Мамалыга, мамалыжка, —
Дед поест — и сразу с ног…
[14] А невестка-то и поверила и давай кормить деда не пахтой, а мамалыгой, чтоб поскорей помер. А дед от этакой пищи только сил набирался и жил долго-долго.
…Да, в тот вечер Мкртыч, только что вернувшийся с пашни, сидел и слушал, забыв о своей похлебке, древние притчи. Было полнолуние, и рассказы стариков тянулись за полночь…Он снова посмотрел на небо. Сейчас на нем, подернутом молочной пенкой, белесом, не было ни луны, ни единого просвета, и он вслух подумал:
— Эх, молодость, молодость! Вот времечко-то было! Даже злая невестка была легковерна, а нынче?..
Да, постарел, одряхлел он за эти два десятка лет, и каждый вечер, когда вместе с овцами, ягнятами да дроздами на их спинах возвращается он в село, ребятишки кричат ему вслед:
— Беглец Мкртыч идет! Старый дурень смешал овец с дроздами!
Эх, горькая судьбина. Да что тут поделаешь? Так было, так и будет. Ранней весной дрозд не сядет на мерзлую землю, чтоб ножки себе не застудить. Он усядется на овечью спину, весело запоет, скоротает ночь в хлеву и ранехонько отправится все на той же овечьей спине на выгон. Овечка — кроткая тварь божья, чего ж дрозду ее бояться? Дрозду и человека не след бояться, а если он кого-нибудь испугается, то этому человеку, стало быть, не место в мире сем, где все создано господом — горы, камни, деревья, травы…

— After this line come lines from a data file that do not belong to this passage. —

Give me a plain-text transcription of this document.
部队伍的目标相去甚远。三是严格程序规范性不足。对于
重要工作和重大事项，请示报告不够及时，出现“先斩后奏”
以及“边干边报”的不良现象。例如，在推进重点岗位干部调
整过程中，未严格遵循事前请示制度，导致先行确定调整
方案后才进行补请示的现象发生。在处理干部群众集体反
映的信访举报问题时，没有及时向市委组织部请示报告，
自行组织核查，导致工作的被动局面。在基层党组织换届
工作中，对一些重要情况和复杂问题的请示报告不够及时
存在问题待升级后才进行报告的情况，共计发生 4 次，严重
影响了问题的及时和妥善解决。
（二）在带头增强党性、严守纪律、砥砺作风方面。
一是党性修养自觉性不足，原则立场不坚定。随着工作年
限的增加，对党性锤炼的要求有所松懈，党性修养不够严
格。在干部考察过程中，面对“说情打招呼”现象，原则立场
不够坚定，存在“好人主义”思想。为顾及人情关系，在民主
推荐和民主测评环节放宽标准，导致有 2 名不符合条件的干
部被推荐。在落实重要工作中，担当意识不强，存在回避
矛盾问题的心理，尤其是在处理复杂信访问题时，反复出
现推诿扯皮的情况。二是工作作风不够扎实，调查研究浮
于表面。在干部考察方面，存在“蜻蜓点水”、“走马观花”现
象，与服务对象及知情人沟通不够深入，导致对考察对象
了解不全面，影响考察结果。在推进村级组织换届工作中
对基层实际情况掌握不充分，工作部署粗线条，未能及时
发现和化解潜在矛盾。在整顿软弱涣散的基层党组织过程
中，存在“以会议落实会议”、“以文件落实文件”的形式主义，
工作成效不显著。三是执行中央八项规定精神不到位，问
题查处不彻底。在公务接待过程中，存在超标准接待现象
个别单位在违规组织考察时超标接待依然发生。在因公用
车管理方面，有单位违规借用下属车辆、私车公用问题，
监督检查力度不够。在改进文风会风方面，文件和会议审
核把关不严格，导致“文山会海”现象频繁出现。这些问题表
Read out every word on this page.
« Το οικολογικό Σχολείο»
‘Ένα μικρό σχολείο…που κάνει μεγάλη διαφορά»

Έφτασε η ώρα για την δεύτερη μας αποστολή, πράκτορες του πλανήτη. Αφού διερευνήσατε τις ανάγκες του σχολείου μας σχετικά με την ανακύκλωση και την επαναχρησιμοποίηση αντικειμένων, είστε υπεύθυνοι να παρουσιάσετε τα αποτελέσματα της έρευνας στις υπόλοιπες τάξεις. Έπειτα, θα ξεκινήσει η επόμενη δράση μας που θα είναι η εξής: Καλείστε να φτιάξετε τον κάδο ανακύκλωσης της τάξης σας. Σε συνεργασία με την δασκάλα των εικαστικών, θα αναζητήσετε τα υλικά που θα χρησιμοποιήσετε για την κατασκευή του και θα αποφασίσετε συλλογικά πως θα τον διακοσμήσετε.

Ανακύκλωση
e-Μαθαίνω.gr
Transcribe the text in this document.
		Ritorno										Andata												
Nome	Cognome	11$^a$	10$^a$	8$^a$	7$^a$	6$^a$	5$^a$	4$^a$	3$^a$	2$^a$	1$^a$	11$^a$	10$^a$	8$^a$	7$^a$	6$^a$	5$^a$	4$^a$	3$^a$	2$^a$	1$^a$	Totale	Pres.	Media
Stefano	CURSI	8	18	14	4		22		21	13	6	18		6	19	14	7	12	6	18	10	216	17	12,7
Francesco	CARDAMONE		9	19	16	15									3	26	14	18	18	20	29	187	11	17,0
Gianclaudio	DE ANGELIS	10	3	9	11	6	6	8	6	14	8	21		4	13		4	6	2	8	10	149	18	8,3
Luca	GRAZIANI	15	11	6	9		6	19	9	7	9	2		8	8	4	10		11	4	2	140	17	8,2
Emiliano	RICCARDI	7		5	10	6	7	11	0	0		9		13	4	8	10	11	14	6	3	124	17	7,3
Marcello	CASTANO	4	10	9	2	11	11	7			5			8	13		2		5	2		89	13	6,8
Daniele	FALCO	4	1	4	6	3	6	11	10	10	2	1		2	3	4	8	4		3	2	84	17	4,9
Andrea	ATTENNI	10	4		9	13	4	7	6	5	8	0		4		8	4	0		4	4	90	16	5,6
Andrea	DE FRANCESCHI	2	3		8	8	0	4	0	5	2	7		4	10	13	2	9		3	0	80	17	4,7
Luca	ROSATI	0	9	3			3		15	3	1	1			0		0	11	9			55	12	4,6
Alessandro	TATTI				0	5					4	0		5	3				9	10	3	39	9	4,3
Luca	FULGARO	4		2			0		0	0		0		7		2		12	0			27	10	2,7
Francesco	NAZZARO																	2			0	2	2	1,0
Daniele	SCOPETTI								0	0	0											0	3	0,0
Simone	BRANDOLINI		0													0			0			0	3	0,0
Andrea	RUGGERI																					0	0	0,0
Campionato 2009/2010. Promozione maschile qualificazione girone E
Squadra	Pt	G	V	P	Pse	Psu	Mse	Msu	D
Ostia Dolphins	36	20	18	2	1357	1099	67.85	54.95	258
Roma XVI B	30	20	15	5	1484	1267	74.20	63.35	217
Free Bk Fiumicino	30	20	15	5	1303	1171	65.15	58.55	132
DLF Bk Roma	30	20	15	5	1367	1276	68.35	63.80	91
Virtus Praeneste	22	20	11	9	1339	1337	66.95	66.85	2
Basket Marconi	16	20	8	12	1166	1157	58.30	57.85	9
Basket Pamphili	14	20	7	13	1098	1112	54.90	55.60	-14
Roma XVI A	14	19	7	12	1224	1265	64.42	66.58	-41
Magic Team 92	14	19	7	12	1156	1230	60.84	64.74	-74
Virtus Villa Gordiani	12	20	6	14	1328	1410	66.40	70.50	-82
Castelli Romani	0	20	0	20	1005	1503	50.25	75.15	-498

Пастух посмотрел вдаль. На фоне белесого неба темнел купол собора, и ему в это мгновение почудилось, что собор — тоже старый пастух, сидит, окруженный стадом домов, и думает о мирских делах.
— Жизнь за тебя отдам, святая Марута![15]
Пастух теперь все называл святыми местами, и монастырь был для него святой горой Марутой.
Когда стемнело, он поднялся с камня, еще раз взглянул на собор и долго ждал, словно надеясь, что и он поднимется с места; но, сообразив наконец, что собор-то, должно быть, дальний странник и долго ему еще надо отдыхать, погнал стадо к Вагаршапату[16].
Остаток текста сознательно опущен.